Most importantly, I learnt that sometimes people around us will not agree to our decisions, but if we genuinely believe something is meant for us from the bottom of our heart, we absolutely should not stop for anyone. Don’t let people’s decisions bog you down. Keep going. Those same people will come around after a while. It has definitely been an amazing journey and hoping for some new ones in the future.
The success scale: I think how happy I am and how satisfied I feel with the work I do, and how peaceful a sleep I get every night determines how successful I am. Success for me is largely dependent on wellbeing, good health and happiness and the sense of pride. I don’t carry regrets. About anything. So I call this the “Priya’s Special Memory Loss Effect” where I consciously choose to erase any hurtful memories from my life. I have obviously made mistakes in the past, but mistakes are a wonderful opportunity to learn, so why regret making those mistakes?

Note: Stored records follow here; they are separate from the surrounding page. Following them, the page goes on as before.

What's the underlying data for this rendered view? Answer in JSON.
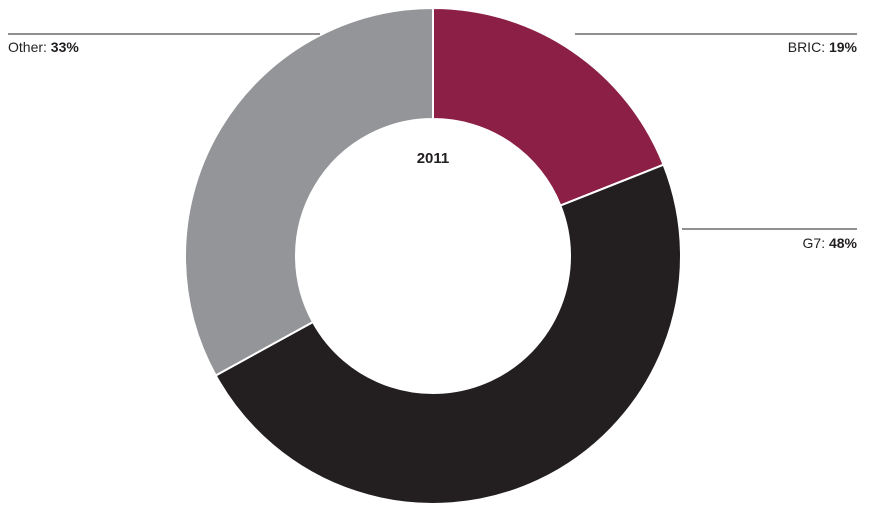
{
  "chart_data": {
    "type": "pie",
    "donut": true,
    "center_label": "2011",
    "unit": "%",
    "slices": [
      {
        "name": "BRIC",
        "value": 19,
        "display": "19%",
        "color": "#8b1f45"
      },
      {
        "name": "G7",
        "value": 48,
        "display": "48%",
        "color": "#231f20"
      },
      {
        "name": "Other",
        "value": 33,
        "display": "33%",
        "color": "#939598"
      }
    ],
    "legend": "callout-labels"
  }
}
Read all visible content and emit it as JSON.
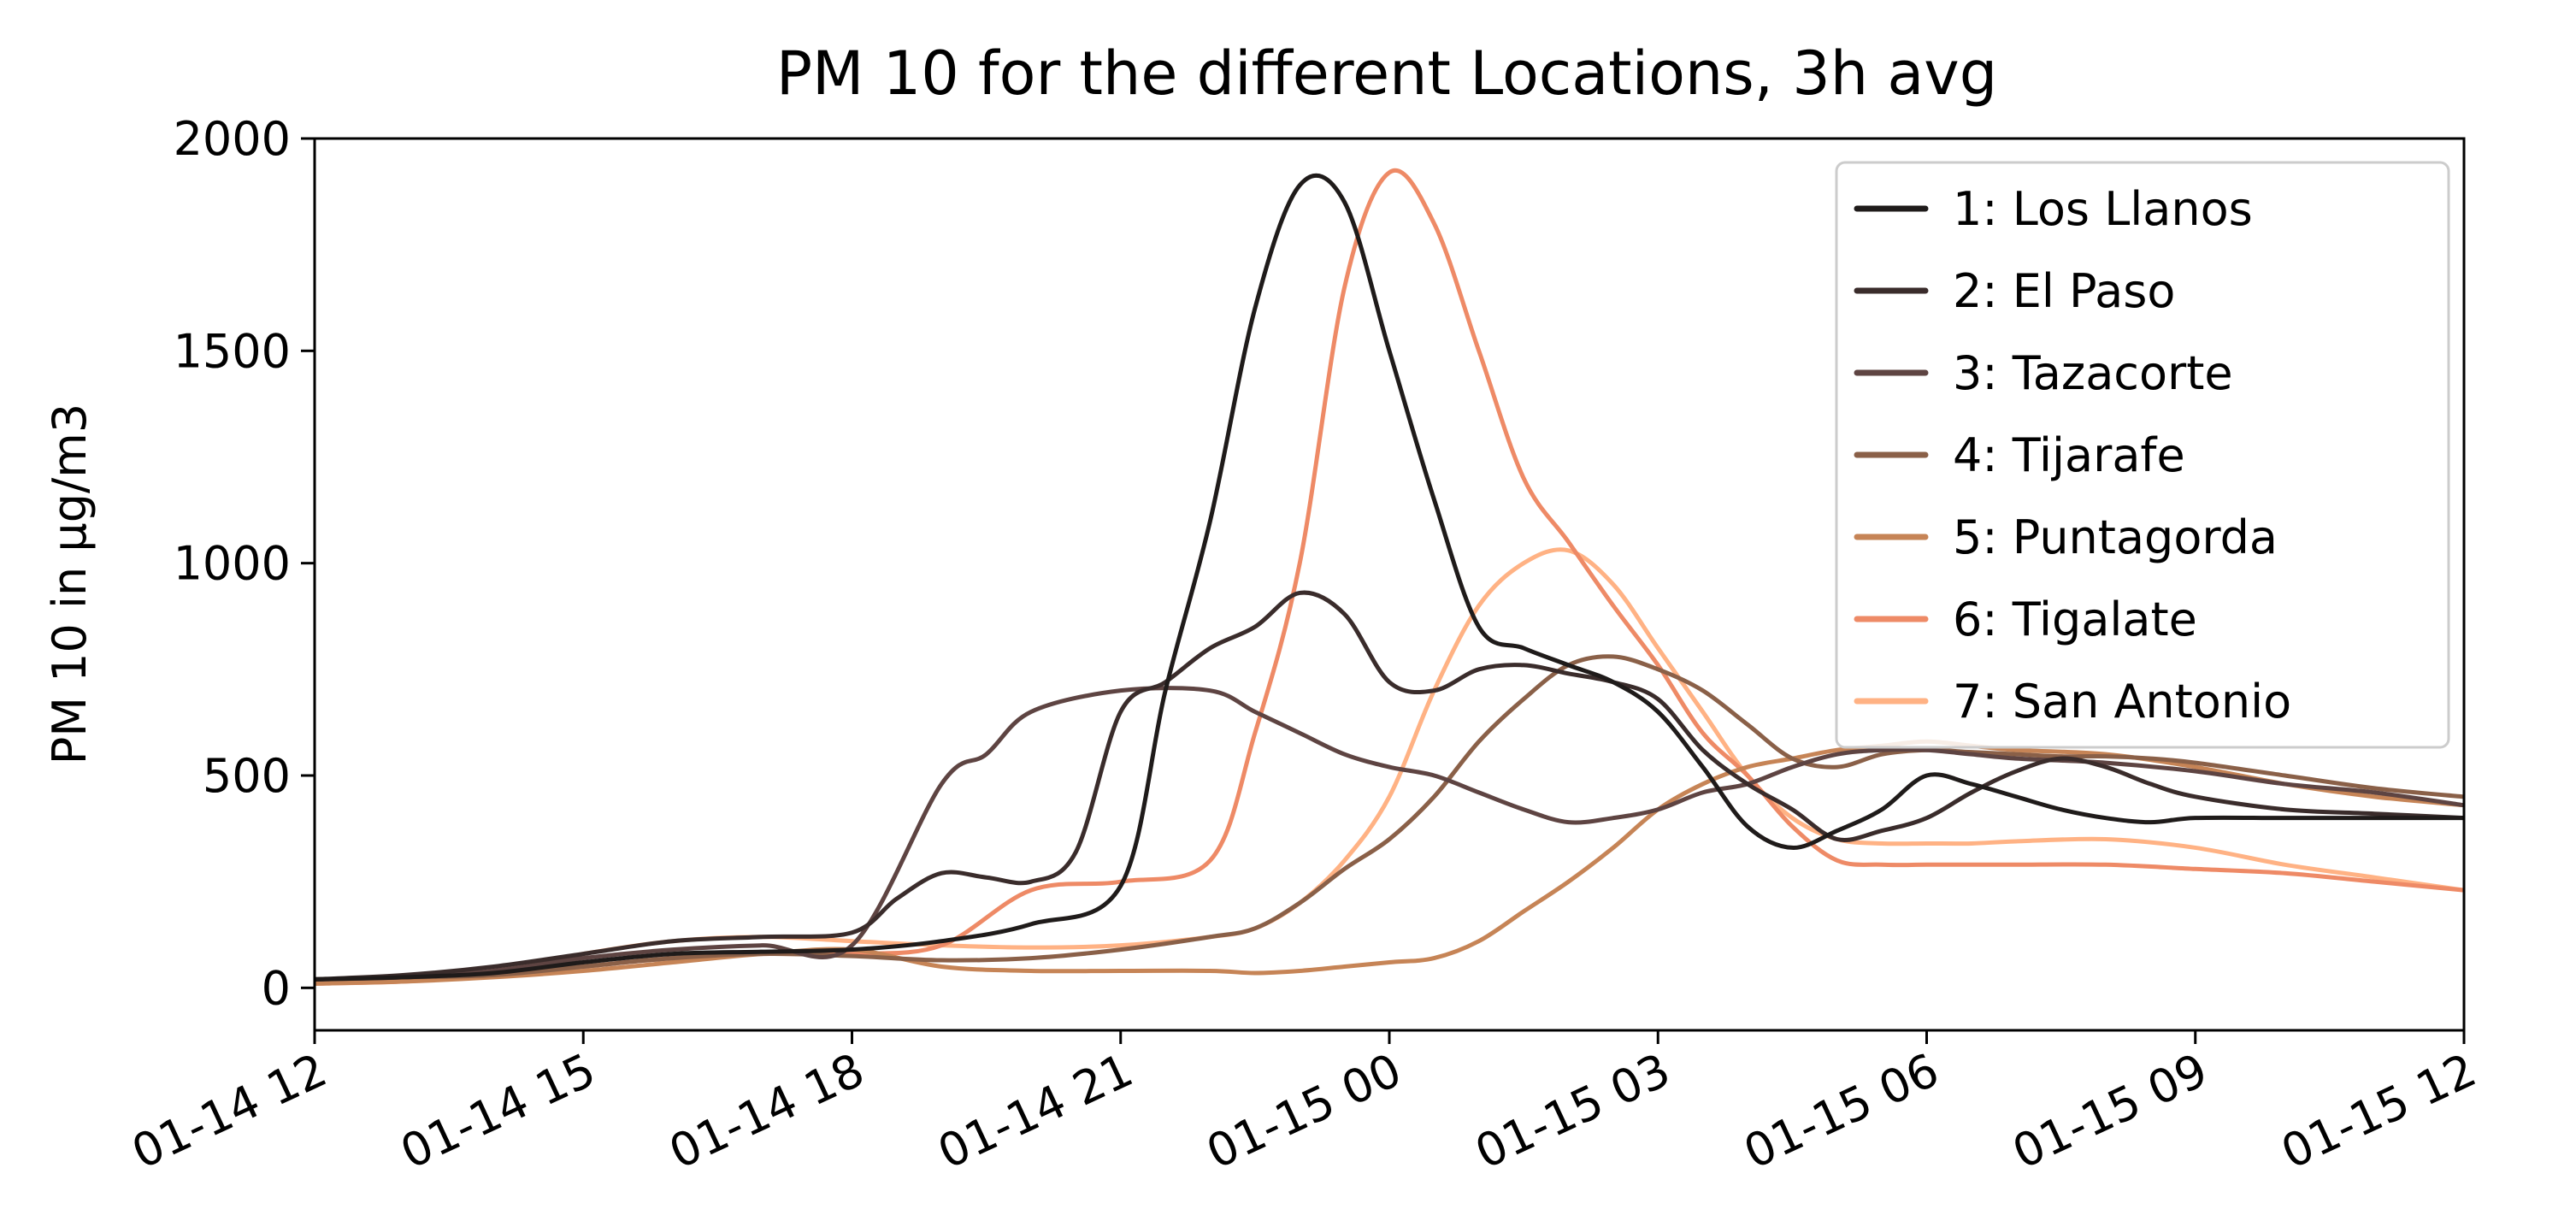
{
  "chart_data": {
    "type": "line",
    "title": "PM 10 for the different Locations, 3h avg",
    "xlabel": "",
    "ylabel": "PM 10 in μg/m3",
    "x_unit": "hours",
    "x_range": [
      0,
      24
    ],
    "x_ticks": [
      {
        "x": 0,
        "label": "01-14 12"
      },
      {
        "x": 3,
        "label": "01-14 15"
      },
      {
        "x": 6,
        "label": "01-14 18"
      },
      {
        "x": 9,
        "label": "01-14 21"
      },
      {
        "x": 12,
        "label": "01-15 00"
      },
      {
        "x": 15,
        "label": "01-15 03"
      },
      {
        "x": 18,
        "label": "01-15 06"
      },
      {
        "x": 21,
        "label": "01-15 09"
      },
      {
        "x": 24,
        "label": "01-15 12"
      }
    ],
    "ylim": [
      -100,
      2000
    ],
    "y_ticks": [
      0,
      500,
      1000,
      1500,
      2000
    ],
    "legend_position": "upper right",
    "series": [
      {
        "name": "1: Los Llanos",
        "color": "#1f1b1a",
        "x": [
          0,
          1,
          2,
          3,
          4,
          5,
          6,
          7,
          8,
          9,
          9.5,
          10,
          10.5,
          11,
          11.5,
          12,
          12.5,
          13,
          13.5,
          14,
          14.5,
          15,
          15.5,
          16,
          16.5,
          17,
          17.5,
          18,
          18.5,
          19,
          19.5,
          20,
          20.5,
          21,
          22,
          23,
          24
        ],
        "y": [
          20,
          25,
          35,
          60,
          80,
          85,
          90,
          110,
          150,
          240,
          700,
          1100,
          1600,
          1890,
          1850,
          1500,
          1150,
          850,
          800,
          760,
          720,
          650,
          520,
          380,
          330,
          370,
          420,
          500,
          480,
          450,
          420,
          400,
          390,
          400,
          400,
          400,
          400
        ]
      },
      {
        "name": "2: El Paso",
        "color": "#3a2c2b",
        "x": [
          0,
          1,
          2,
          3,
          4,
          5,
          6,
          6.5,
          7,
          7.5,
          8,
          8.5,
          9,
          9.5,
          10,
          10.5,
          11,
          11.5,
          12,
          12.5,
          13,
          13.5,
          14,
          14.5,
          15,
          15.5,
          16,
          16.5,
          17,
          17.5,
          18,
          18.5,
          19,
          19.5,
          20,
          20.5,
          21,
          22,
          23,
          24
        ],
        "y": [
          20,
          30,
          50,
          80,
          110,
          120,
          130,
          210,
          270,
          260,
          250,
          320,
          650,
          720,
          800,
          850,
          930,
          880,
          720,
          700,
          750,
          760,
          740,
          720,
          680,
          560,
          480,
          420,
          350,
          370,
          400,
          460,
          510,
          540,
          520,
          480,
          450,
          420,
          410,
          400
        ]
      },
      {
        "name": "3: Tazacorte",
        "color": "#5e4442",
        "x": [
          0,
          1,
          2,
          3,
          4,
          5,
          6,
          7,
          7.5,
          8,
          9,
          10,
          10.5,
          11,
          11.5,
          12,
          12.5,
          13,
          13.5,
          14,
          14.5,
          15,
          15.5,
          16,
          16.5,
          17,
          17.5,
          18,
          18.5,
          19,
          20,
          21,
          22,
          23,
          24
        ],
        "y": [
          20,
          25,
          40,
          70,
          90,
          100,
          100,
          480,
          550,
          650,
          700,
          700,
          650,
          600,
          550,
          520,
          500,
          460,
          420,
          390,
          400,
          420,
          460,
          480,
          520,
          550,
          560,
          560,
          550,
          540,
          530,
          510,
          480,
          460,
          430
        ]
      },
      {
        "name": "4: Tijarafe",
        "color": "#8a6048",
        "x": [
          0,
          1,
          2,
          3,
          4,
          5,
          6,
          7,
          8,
          9,
          10,
          10.5,
          11,
          11.5,
          12,
          12.5,
          13,
          13.5,
          14,
          14.5,
          15,
          15.5,
          16,
          16.5,
          17,
          17.5,
          18,
          18.5,
          19,
          19.5,
          20,
          20.5,
          21,
          22,
          23,
          24
        ],
        "y": [
          20,
          25,
          30,
          50,
          70,
          80,
          75,
          65,
          70,
          90,
          120,
          140,
          200,
          280,
          350,
          450,
          580,
          680,
          760,
          780,
          750,
          700,
          620,
          540,
          520,
          550,
          560,
          555,
          550,
          545,
          545,
          540,
          530,
          500,
          470,
          450
        ]
      },
      {
        "name": "5: Puntagorda",
        "color": "#c68456",
        "x": [
          0,
          1,
          2,
          3,
          4,
          5,
          6,
          7,
          8,
          9,
          10,
          10.5,
          11,
          11.5,
          12,
          12.5,
          13,
          13.5,
          14,
          14.5,
          15,
          15.5,
          16,
          16.5,
          17,
          17.5,
          18,
          18.5,
          19,
          20,
          21,
          22,
          23,
          24
        ],
        "y": [
          10,
          15,
          25,
          40,
          60,
          80,
          90,
          50,
          40,
          40,
          40,
          35,
          40,
          50,
          60,
          70,
          110,
          180,
          250,
          330,
          420,
          480,
          520,
          540,
          560,
          570,
          580,
          570,
          560,
          550,
          520,
          480,
          450,
          430
        ]
      },
      {
        "name": "6: Tigalate",
        "color": "#ee8a66",
        "x": [
          0,
          1,
          2,
          3,
          4,
          5,
          6,
          7,
          8,
          9,
          10,
          10.5,
          11,
          11.5,
          12,
          12.5,
          13,
          13.5,
          14,
          14.5,
          15,
          15.5,
          16,
          16.5,
          17,
          17.5,
          18,
          18.5,
          19,
          20,
          21,
          22,
          23,
          24
        ],
        "y": [
          10,
          15,
          30,
          50,
          70,
          80,
          80,
          100,
          230,
          250,
          300,
          600,
          1000,
          1650,
          1920,
          1800,
          1500,
          1200,
          1050,
          900,
          760,
          600,
          500,
          380,
          300,
          290,
          290,
          290,
          290,
          290,
          280,
          270,
          250,
          230
        ]
      },
      {
        "name": "7: San Antonio",
        "color": "#ffb284",
        "x": [
          0,
          1,
          2,
          3,
          4,
          5,
          6,
          7,
          8,
          9,
          10,
          10.5,
          11,
          11.5,
          12,
          12.5,
          13,
          13.5,
          14,
          14.5,
          15,
          15.5,
          16,
          16.5,
          17,
          17.5,
          18,
          18.5,
          19,
          20,
          21,
          22,
          23,
          24
        ],
        "y": [
          15,
          20,
          40,
          80,
          110,
          120,
          110,
          100,
          95,
          100,
          120,
          140,
          200,
          300,
          450,
          700,
          900,
          1000,
          1030,
          950,
          800,
          650,
          500,
          400,
          350,
          340,
          340,
          340,
          345,
          350,
          330,
          290,
          260,
          230
        ]
      }
    ]
  }
}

Word of advice: Stop listening to advices from the world around you. Try to go with your gut. And do not give up. And nothing beats hard work. Luck is overrated, hard work is directly proportional to how successful you will be.
About the company: Piah Dance Company was the first company that brought contemporary folk of Gujarat to Bangalore. For some reason Indian folk is extremely underrated and people assume that it is very easy and not entertaining. I believe that Indian folk dances are so vibrant and full of energy and they have so much scope to offer but has not been explored much. Our forte is contemporary folk and we want to take this dance form to international levels.
On that note I would take your leave! Keep dreaming!”